ARTIST INTERVIEW: Carol Robertson
Please can you tell me about yourself
I'm painter and printmaker, living and working in London. I studied painting at Cardiff School of Art before doing an MA in Fine Art Painting at Chelsea College of Art in 1980-81. I taught in various art institutions for many years but my main teaching for over 25 years, was as a Visiting Lecturer at Cardiff School of Art & Design. I completed a 5 year Research Fellowship there in 2009 and gave up teaching to concentrate on my own work. Travelling has always been a big part of my life as an artist and I have actively sought residencies that allow me time to work out of London, particularly in Austria, France, Ireland, Italy and USA. I am represented by Flowers Gallery in UK and USA.
What inspired you to make art?
No one thing inspired me to make art, but from an early age I travelled abroad a lot with my parents and always kept drawings and records in notebooks of things I saw. This was definitely a starting point for using art to express myself.
When did you start developing your own unique style? What is it about circles, squares and rectangles that fascinates you? How has your art changed since you started creating it?
My style has evolved over many years, and although always abstract, at art school my paintings were gesturally free and I didn’t use measured geometric formations.

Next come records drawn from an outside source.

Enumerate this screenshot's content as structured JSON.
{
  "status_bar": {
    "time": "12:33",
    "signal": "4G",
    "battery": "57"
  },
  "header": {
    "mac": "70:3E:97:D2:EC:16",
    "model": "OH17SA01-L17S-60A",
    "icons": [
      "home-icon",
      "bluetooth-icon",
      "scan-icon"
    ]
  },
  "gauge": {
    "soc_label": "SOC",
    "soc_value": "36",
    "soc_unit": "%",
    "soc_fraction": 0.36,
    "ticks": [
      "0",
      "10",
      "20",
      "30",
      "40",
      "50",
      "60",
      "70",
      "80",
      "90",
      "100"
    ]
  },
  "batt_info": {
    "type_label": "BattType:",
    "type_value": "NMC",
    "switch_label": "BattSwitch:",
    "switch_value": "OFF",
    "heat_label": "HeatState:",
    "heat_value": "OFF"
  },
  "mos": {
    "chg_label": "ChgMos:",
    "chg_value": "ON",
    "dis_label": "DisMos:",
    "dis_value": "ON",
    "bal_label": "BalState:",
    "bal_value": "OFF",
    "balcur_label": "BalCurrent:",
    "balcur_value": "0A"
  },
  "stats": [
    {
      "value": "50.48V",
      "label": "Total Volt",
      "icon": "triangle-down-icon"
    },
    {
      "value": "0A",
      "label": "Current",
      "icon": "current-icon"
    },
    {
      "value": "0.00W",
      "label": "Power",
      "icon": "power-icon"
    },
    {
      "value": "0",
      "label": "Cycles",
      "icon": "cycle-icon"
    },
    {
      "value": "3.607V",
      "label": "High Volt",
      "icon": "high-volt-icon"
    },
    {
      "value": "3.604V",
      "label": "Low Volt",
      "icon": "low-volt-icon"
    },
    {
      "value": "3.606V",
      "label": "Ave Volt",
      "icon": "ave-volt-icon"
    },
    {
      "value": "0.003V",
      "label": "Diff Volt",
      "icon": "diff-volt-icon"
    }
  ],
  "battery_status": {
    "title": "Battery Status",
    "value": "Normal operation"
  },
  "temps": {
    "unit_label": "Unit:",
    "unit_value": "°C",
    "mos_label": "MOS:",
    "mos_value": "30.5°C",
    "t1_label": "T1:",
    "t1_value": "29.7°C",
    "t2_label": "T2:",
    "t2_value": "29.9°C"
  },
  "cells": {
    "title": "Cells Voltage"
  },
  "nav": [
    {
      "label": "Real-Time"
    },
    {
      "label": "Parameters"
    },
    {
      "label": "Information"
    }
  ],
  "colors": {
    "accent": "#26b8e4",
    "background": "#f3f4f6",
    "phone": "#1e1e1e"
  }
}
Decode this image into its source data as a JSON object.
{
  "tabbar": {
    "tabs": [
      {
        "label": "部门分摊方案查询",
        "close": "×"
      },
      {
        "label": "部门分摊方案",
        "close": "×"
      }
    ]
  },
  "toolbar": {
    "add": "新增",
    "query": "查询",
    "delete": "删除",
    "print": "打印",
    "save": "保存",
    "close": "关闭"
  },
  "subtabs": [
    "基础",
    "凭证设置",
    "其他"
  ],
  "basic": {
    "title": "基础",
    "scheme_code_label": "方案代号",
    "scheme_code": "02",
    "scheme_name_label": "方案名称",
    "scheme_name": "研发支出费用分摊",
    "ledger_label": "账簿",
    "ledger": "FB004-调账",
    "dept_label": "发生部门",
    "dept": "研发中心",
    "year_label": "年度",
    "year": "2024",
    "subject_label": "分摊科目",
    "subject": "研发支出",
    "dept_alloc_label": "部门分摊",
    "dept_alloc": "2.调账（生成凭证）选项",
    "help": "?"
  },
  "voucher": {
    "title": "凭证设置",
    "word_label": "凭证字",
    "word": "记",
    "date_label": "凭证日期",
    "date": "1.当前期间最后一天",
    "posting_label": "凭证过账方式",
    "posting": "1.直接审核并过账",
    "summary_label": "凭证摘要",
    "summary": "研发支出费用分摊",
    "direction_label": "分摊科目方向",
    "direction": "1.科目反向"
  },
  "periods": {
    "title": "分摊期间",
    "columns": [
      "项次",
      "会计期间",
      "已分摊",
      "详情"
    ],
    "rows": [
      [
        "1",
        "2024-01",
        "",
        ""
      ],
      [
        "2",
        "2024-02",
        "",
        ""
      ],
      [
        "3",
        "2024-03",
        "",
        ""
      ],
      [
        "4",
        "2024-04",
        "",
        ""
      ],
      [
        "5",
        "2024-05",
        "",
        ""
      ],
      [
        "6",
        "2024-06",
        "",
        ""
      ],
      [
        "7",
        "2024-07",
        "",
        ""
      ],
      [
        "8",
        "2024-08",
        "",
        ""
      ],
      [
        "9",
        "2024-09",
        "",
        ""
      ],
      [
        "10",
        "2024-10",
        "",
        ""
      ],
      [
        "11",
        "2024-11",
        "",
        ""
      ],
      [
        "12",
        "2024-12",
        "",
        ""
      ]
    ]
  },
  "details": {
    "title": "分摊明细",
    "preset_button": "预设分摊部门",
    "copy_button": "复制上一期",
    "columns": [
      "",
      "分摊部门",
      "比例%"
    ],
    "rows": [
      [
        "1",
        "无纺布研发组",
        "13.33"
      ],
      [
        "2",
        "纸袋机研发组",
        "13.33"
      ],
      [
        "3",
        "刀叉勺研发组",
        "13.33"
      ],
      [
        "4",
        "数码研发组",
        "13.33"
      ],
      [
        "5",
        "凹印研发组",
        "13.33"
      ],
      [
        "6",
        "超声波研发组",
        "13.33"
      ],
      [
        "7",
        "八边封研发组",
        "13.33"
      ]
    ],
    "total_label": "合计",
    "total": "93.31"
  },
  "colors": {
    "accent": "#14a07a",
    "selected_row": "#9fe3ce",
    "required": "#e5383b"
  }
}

When I left art school, lots of artists were starting to influence me, especially from America: artists like Rothko, Kenneth Noland and Agnes Martin. I realised that the kind of abstract paintings I had been making were very much linked to landscape and to a sense of place and that I was justifying the work through the place, and not the other way round. It was at that point I realised I was withdrawing from a pictorial relationship towards a purer, more reductive and geometric abstraction. I started using colour for colours’ sake, rather than descriptively. Geometry gave me freedom: it took away the chaos of multiple choices.
I first started using circles in the late 1980’s, just before doing a Rome Scholarship in 1993. The starting point was architecture. When I went to Rome, I saw circles everywhere; in ancient classical ruins, in churches, in architectural form and detail. However, the circle means many things to me; it’s not just about making architectural connections. It has many symbolic references. It has a cosmic relationship with the earth, with the sun, moon and circadian rhythm. It’s the line that has no beginning or end, a symbol of wholeness and completion. It is the purest of all geometric forms. I also use the triangle the square and the rectangle, but I see circles as my archetype, my ideal form.
Describe your creative process; from start to finish of a painting. Where do you find your inspiration?
I usually work on canvas, but for small works I occasionally work on board. I’ve always used oil paint in preference to acrylic... I prefer its touch and texture, its colour range and it’s slower drying properties. In recent years, I often start by pouring liquified layers of oil paint mixed with white spirit onto the canvas to create saturated atmospheric grounds on which to draw and paint my geometric motifs. It gives the motifs a contextual space in which to exist, rather than a flat monochrome surface. I draw the compositions with pencil, using a ruler or compass. Then, I slowly build up the colours with small brushes. It's a slow meditative process but one that I enjoy. The colour changes a lot. It’s never achieved in one go, so there’s a discreet physicality in the history of the surface. Colour, like music, is where my feelings and emotions are channelled; it’s where the light and dark gets in, where my relationship with the world re-connects.
I don’t deliberately set out to make optical paintings, but I accept that my colour can become optical. It can produce quite strong after-images. If it feels wrong I change it, or moderate its influence by contrasting it with adjacent colours. I was never trained in colour theory; I prefer to learn as I go along. I like the spatial possibilities colour sets up, its push and pull. I often make strong associations with things I see and experience in the real world, particularly in terms of quality of light.
Who is your favourite artist and why? Do they have an influence on your work?
Hard to choose a favourite artist. I love many artists, for different reasons. Rothko is probably my favourite painter in the Modern era: a magician with spatial colour and a soft touch, with dark and light, with mood and a longing for the spiritual sublime.
What is your favourite piece of work you have created and why?
I don’t have a favourite work, but my circle paintings tend to be the ones I feel closest to. In 2019, I made a large painting called 'Quiet Mind’ after a year of illness and it always gives me joy to see it, It’s full of light, but there’s an element of darkness too, reminding me of that time.
Do you work on multiple pieces at a time or just focus on one piece of artwork?
I usually work on several paintings at any given time.
What is the best piece of advice you have been given as an artist?
Take time.
Why do you think art is important in society?
Art is an expression of civilisation. It is human. It extends the boundaries of what is possible.